USA: Discrimination against blacks and Latinos costs 50 trillion – economy


It is not as if there is a lack of insight, Sunday speeches and warm words. On the contrary: US politicians repeatedly complain that ethnic minorities in the country are economically disadvantaged and excluded from participating in growth and prosperity. Hours later, however, most white citizens have forgotten the subject again, which may also have to do with the fact that the discrimination against blacks and Latinos does not bring any disadvantages for them. Or is it?

A study by four female economists, including Mary Daly, President of the regional central bank of San Francisco, has now come to the conclusion that it is by no means only the directly affected groups who suffer from the inequality, but that the majority of the population cuts their own flesh through their ignorance . The experts provide a specific figure: According to their study, the serious economic, social and societal inequality in the country has cost the United States an almost unimaginable 51 trillion dollars (around 43 trillion euros) in economic output over the past 30 years.

There are many arguments against such calculations: that they are very theoretical, that they ignore numerous influencing factors and are based on dozens of assumptions, in which the smallest shift leads to a different total.
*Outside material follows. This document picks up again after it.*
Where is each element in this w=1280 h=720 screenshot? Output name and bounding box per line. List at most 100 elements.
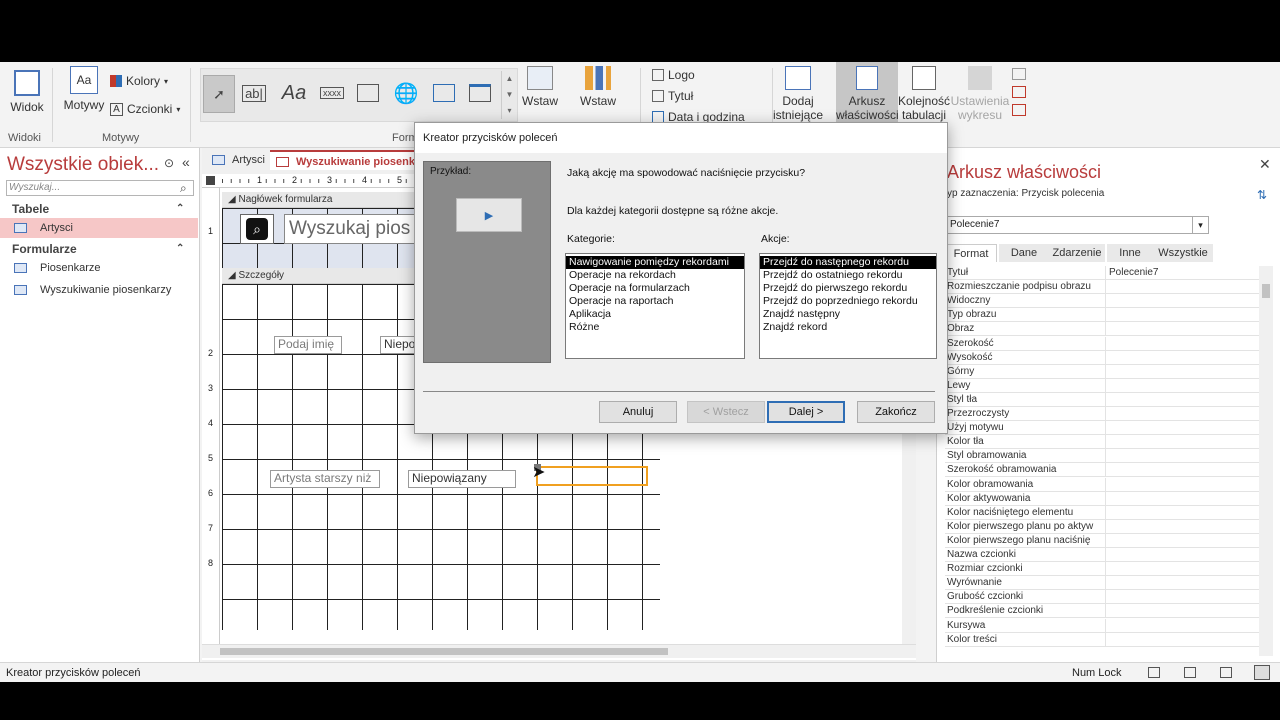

But that doesn’t change the fact that the study revealed the whole dimension of the problem for the first time, because basically it doesn’t matter whether the prosperity losses from three decades are 30, 50 or 70 trillion dollars: From a political point of view, each is one of these Numbers are basically out of the question.

African Americans earn eight dollars less an hour

From Daly’s point of view, the decisive factor is the realization that large and lasting ethnic differences in the employment rate, level of education and income opportunities not only harm those directly affected, but “make the economic pie for the nation as a whole smaller” https://www.sueddeutsche.de/wirtschaft /. “The imperative to create more equality and to close at least some of these gaps is not just a moral one, it is also an economic one,” said the head of the regional central bank, which is responsible for the entire western US. Daly is also a member of the Monetary Policy Committee, the most important body in the US Federal Reserve.

Many examples show how different working life is for many Americans – depending on their skin color, their origin and their social status. Black workers earn an average of eight dollars an hour less than white workers, unemployment among African-Americans is significantly higher, and the wages of black and white women are even diverging further and further. White Americans and those with Asian roots are also much more likely to have jobs that correspond to their level of education than blacks and people with a Latin American background. They often have to live with simpler jobs even after they graduate from college.

The US is destroying its founding myth

Daly and her co-authors Lily Seitelman, Laura Choi and Shelby Buckman have now calculated in their study for the Brookings Institute in Washington how much more economic output would have increased since 1990 if the number of university degrees, the participation rates and wages for blacks had been and whites, Latinos and Asian Americans, women and men have been identical over the entire period. If only the direct effects are taken as a basis, the study found that gross domestic product would have been almost $ 23 trillion higher than it actually was. That is more than the total of the United States is making in a full year today. If you then factor in the fact that such a significantly more productive workforce would also result in dramatically higher investments, you arrive at a total of a good 51 trillion dollars, which according to the study has escaped the US in terms of economic output.

Daly points out that the problem is likely to get worse in the coming years as the proportion of non-white Americans in the total population grows. The US, according to the Federal Reserve Chairman, is not only losing ground in the competition with other countries, it is also increasingly undermining its founding myth, according to which every American has a right to economic participation and self-determination according to his skills and diligence. Politics and business must understand that it is not a matter of distributing the existing cake differently. “It’s about making the cake bigger.”